Le ricorrenti, infatti, non hanno depositato la relata di notifica della sentenza impugnata al fine di permettere a questa Corte di verificare la tempestività dell’impugnazione, posto che la notifica del ricorso è avvenuta oltre i 60 giorni dalla pubblicazione della sentenza. La suddetta relata, inoltre, non è presente nel fascicolo di ufficio e non è stata prodotta dalla controparte.
Deve, pertanto farsi applicazione del seguente principio di diritto: In tema di notificazione del provvedimento impugnato ad opera della parte, ai fini dell’adempimento del dovere di controllare la tempestività dell’impugnazione in sede di giudizio di legittimità, assumono rilievo le allegazioni delle parti, nel senso che, ove il ricorrente non abbia allegato che la sentenza impugnata gli è stata notificata, si deve ritenere che il diritto di impugnazione sia stato esercitato entro il c.d. termine “lungo” di cui all’art. 327, procedendo all’accertamento della sua osservanza, mentre, nella contraria ipotesi in cui l’impugnante abbia allegato espressamente o implicitamente che la sentenza contro cui ricorre gli sia stata notificata ai fini del decorso del termine breve di impugnazione (nonché nell’ipotesi in cui tale circostanza sia stata eccepita dal controricorrente o sia emersa dal diretto esame delle produzioni delle parti o del fascicolo d’ufficio), deve ritenersi operante il termine di cui all’art. 325 c.p.c., sorgendo a carico del ricorrente l’onere di depositare, unitamente al ricorso o nei modi di cui all’art. 372 c.p.c., comma 2, la copia autentica della sentenza impugnata, munita della relata di notificazione, entro il termine previsto dall’art. 369 c.p.c., comma 1, la cui mancata osservanza comporta l’improcedibilità del ricorso, escluso il caso in cui la notificazione del ricorso risulti effettuata prima della scadenza del termine breve decorrente dalla pubblicazione del provvedimento impugnato e salva l’ipotesi in cui la relazione di notificazione risulti prodotta dal controricorrente o presente nel fascicolo d’ufficio (ex plurimis Sez. 6, Ord. n. 15832 del 2021, Sez. 5, Sent. n. 1295 del 2018, Sez.
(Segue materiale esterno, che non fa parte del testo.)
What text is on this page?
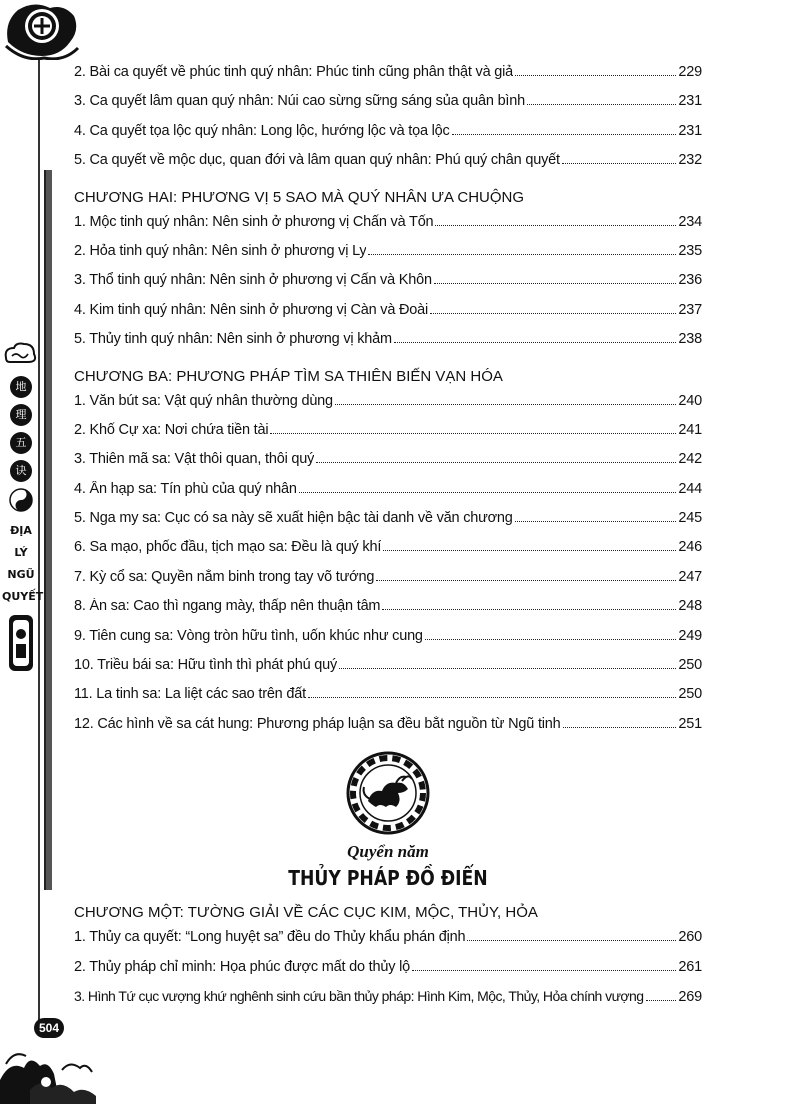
地
理
五
诀
ĐỊA
LÝ
NGŨ
QUYẾT
504
2. Bài ca quyết về phúc tinh quý nhân: Phúc tinh cũng phân thật và giả	229
3. Ca quyết lâm quan quý nhân: Núi cao sừng sững sáng sủa quân bình	231
4. Ca quyết tọa lộc quý nhân: Long lộc, hướng lộc và tọa lộc	231
5. Ca quyết về mộc dục, quan đới và lâm quan quý nhân: Phú quý chân quyết	232
CHƯƠNG HAI: PHƯƠNG VỊ 5 SAO MÀ QUÝ NHÂN ƯA CHUỘNG
1. Mộc tinh quý nhân: Nên sinh ở phương vị Chấn và Tốn	234
2. Hỏa tinh quý nhân: Nên sinh ở phương vị Ly	235
3. Thổ tinh quý nhân: Nên sinh ở phương vị Cấn và Khôn	236
4. Kim tinh quý nhân: Nên sinh ở phương vị Càn và Đoài	237
5. Thủy tinh quý nhân: Nên sinh ở phương vị khảm	238
CHƯƠNG BA: PHƯƠNG PHÁP TÌM SA THIÊN BIẾN VẠN HÓA
1. Văn bút sa: Vật quý nhân thường dùng	240
2. Khố Cự xa: Nơi chứa tiền tài	241
3. Thiên mã sa: Vật thôi quan, thôi quý	242
4. Ấn hạp sa: Tín phù của quý nhân	244
5. Nga my sa: Cục có sa này sẽ xuất hiện bậc tài danh về văn chương	245
6. Sa mạo, phốc đầu, tịch mạo sa: Đều là quý khí	246
7. Kỳ cổ sa: Quyền nắm binh trong tay võ tướng	247
8. Án sa: Cao thì ngang mày, thấp nên thuận tâm	248
9. Tiên cung sa: Vòng tròn hữu tình, uốn khúc như cung	249
10. Triều bái sa: Hữu tình thì phát phú quý	250
11. La tinh sa: La liệt các sao trên đất	250
12. Các hình về sa cát hung: Phương pháp luận sa đều bắt nguồn từ Ngũ tinh	251
Quyển năm
THỦY PHÁP ĐỒ ĐIỂN
CHƯƠNG MỘT: TƯỜNG GIẢI VỀ CÁC CỤC KIM, MỘC, THỦY, HỎA
1. Thủy ca quyết: “Long huyệt sa” đều do Thủy khẩu phán định	260
2. Thủy pháp chỉ minh: Họa phúc được mất do thủy lộ	261
3. Hình Tứ cục vượng khứ nghênh sinh cứu bần thủy pháp: Hình Kim, Mộc, Thủy, Hỏa chính vượng 269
U., Sent. n. 10648 del 2017).
7. La Corte dichiara improcedibile il ricorso.
8. Le spese del giudizio seguono la soccombenza e si liquidano come da dispositivo.
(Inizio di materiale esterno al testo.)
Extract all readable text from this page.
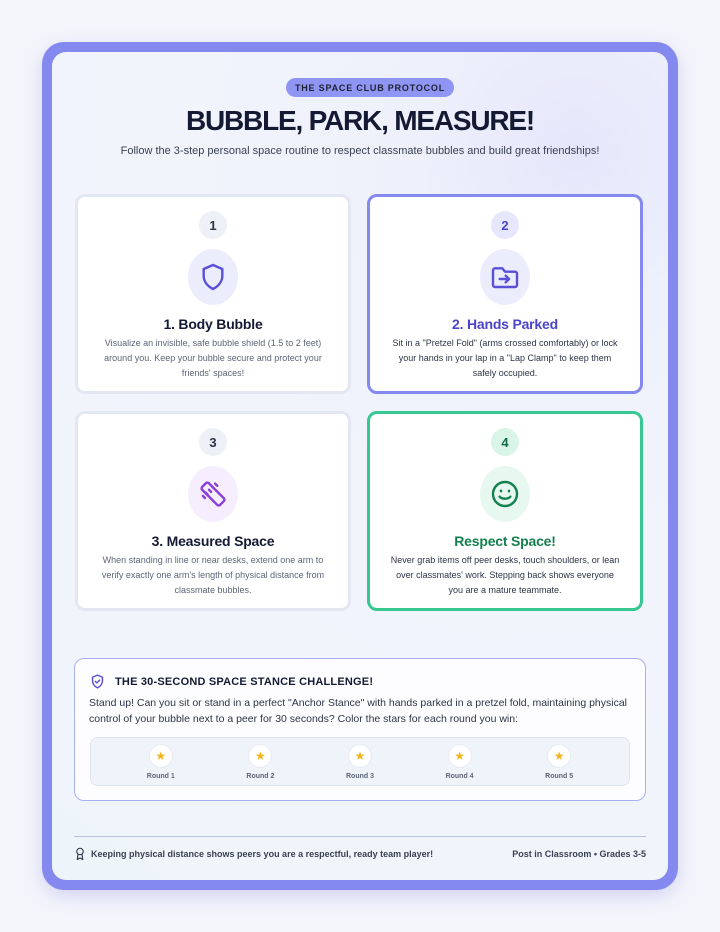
THE SPACE CLUB PROTOCOL
BUBBLE, PARK, MEASURE!
Follow the 3-step personal space routine to respect classmate bubbles and build great friendships!
1
1. Body Bubble
Visualize an invisible, safe bubble shield (1.5 to 2 feet) around you. Keep your bubble secure and protect your friends' spaces!
2
2. Hands Parked
Sit in a "Pretzel Fold" (arms crossed comfortably) or lock your hands in your lap in a "Lap Clamp" to keep them safely occupied.
3
3. Measured Space
When standing in line or near desks, extend one arm to verify exactly one arm's length of physical distance from classmate bubbles.
4
Respect Space!
Never grab items off peer desks, touch shoulders, or lean over classmates' work. Stepping back shows everyone you are a mature teammate.
THE 30-SECOND SPACE STANCE CHALLENGE!
Stand up! Can you sit or stand in a perfect "Anchor Stance" with hands parked in a pretzel fold, maintaining physical control of your bubble next to a peer for 30 seconds? Color the stars for each round you win:
★
Round 1
★
Round 2
★
Round 3
★
Round 4
★
Round 5
Keeping physical distance shows peers you are a respectful, ready team player!	Post in Classroom • Grades 3-5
9. Ai sensi del D.P.R. n. 115 del 2002, art. 13, comma 1 quater, si dà atto della sussistenza dei presupposti processuali per il versamento da parte della ricorrente di un ulteriore importo a titolo di contributo unificato pari a quello previsto per il ricorso a norma dello stesso art. 13, comma 1 bis, se dovuto.
P.Q.M.
La Corte dichiara improcedibile il ricorso e condanna la ricorrente al pagamento delle spese del giudizio di legittimità che liquida in complessivi Euro 4.100 più Euro 200 per esborsi;
ai sensi del D.P.R. n. 115 del 2002, art. 13, comma 1 quater, inserito dalla L. n. 228 del 2012, art. 1, comma 17, dichiara la sussistenza dei presupposti per il versamento da parte della ricorrente del contributo unificato dovuto per il ricorso principale a norma dello stesso art. 13, comma 1 bis.
Così deciso in Roma, nella Camera di consiglio della Sezione Seconda Civile, il 7 ottobre 2021.